Generally, the idea is that while blockchains themselves are decentralized and untouchable by government bodies, their off-boarding and on-boarding ramps—namely exchanges and wallets—aren’t. As such, they’re the next theater of war.  This skews off into two different ideological directions:


  1. Either you trust your government to do the right thing by you and yours, and protect you against the depredations of all threats, both foreign and domestic, or;
  2. You don’t.

The only measure governments have to curtailing or regulating activities on the blockchain is by controlling the actions and activities of these exchanges. It’s true that the average person needs not only protection from government overreach, but also from bad actors either inside or outside of his community, who may try to defraud him. It’s also true that the government you vote for, pay taxes too, does not always have your best interests at heart and having a technology like blockchain that’s otherwise free of government control could be in our best interests.


This isn’t a black and white issue, but instead should be taken case by case. Both come with compromises. For my buck, the did the right thing here.  But the war is far from over.

But will it really matter?

No. It won’t. There’s too much money to be made. Now that one angle of attack has been covered, the world’s hackers will shift gears and come from a different direction.  They’ll fight an asymmetrical war.


Suex is a centralized exchange with a physical location. It’s listed as a legal entity with Russia and the Czech-Republic. You can even find it online. It may be the last of its kind in that way. Above-board exchanges like Coinbase (COIN.Q), Gemini Investments, BIGG Digital Assets (BIGG.C) subsidiary Netcoins, are going to take the brunt of regulatory retaliations due to actors that governments won’t be able to reach in the future. There will be a wide gulf between legitimate cryptocurrency exchanges and the illegal variety—much wider than there already is. The only difference today being increased and improved know-your-customer and anti-money-laundering regulations for legit exchanges, or those looking to go legit.

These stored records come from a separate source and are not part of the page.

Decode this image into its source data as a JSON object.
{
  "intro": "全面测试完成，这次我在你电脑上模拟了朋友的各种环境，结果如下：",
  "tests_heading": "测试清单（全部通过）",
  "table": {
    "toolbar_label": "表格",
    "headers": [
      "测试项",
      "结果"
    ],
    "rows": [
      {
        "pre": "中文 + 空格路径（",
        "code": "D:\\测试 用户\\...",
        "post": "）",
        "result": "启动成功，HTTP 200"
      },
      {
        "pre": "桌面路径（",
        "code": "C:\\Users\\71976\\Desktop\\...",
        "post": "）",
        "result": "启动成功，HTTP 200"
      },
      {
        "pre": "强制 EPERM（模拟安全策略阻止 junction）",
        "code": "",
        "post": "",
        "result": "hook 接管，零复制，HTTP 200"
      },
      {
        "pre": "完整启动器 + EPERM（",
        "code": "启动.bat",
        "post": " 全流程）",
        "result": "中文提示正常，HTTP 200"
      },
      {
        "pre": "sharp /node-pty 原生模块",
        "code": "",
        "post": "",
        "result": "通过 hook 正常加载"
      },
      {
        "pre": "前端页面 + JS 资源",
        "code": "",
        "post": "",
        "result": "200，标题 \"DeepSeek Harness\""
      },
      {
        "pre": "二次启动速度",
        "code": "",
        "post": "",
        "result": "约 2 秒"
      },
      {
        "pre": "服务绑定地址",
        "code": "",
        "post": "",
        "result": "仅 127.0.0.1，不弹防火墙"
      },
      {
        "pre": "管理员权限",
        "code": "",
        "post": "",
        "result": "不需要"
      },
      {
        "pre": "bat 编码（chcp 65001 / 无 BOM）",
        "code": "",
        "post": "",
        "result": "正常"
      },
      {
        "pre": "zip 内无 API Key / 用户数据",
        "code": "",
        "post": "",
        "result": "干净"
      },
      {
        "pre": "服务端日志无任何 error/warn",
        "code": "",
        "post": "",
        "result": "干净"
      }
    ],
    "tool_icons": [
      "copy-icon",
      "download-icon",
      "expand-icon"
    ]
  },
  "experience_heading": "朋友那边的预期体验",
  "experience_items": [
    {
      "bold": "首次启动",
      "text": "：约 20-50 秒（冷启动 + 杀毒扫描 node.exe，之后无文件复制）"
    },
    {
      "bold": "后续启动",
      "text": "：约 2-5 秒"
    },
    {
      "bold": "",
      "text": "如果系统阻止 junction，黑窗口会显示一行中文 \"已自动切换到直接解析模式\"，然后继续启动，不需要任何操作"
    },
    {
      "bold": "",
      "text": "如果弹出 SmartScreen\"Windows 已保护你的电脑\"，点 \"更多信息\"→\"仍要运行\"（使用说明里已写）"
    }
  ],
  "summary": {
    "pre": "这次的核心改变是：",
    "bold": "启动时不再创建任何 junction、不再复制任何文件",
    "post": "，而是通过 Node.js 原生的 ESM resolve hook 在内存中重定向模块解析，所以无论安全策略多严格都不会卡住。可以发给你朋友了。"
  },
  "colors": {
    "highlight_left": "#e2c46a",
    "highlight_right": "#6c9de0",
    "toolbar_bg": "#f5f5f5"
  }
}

And yes, when I talk about exchanges that governments can’t reach, I mean decentralized finance. Again I’m not talking about big name decentralized exchanges (DEX) like Uniswap or Sushiswap, but smaller DEX’s that nobody knows about constructed and funded and used by scammers for scammers.

If you’re looking for a working definition of DeFi, it’s decentralized organizations that offer things like bank accounts, loans, lending, chequing accounts and other quotidian financial instruments, fed from privately funded liquidity pools and given out with no middleman or credit check required.  It carries with it a heavy amount of risk, but comes with more autonomy.  The tagline for many DeFi offerings is:  be your own bank, and it’s not inaccurate.


If it fulfills its promise, it could be a positive and disruptive alternative to traditional finance, which DeFi adherents call TradFi. But it comes with its own issues, such as what if the price of your autonomy comes on the backs of other people?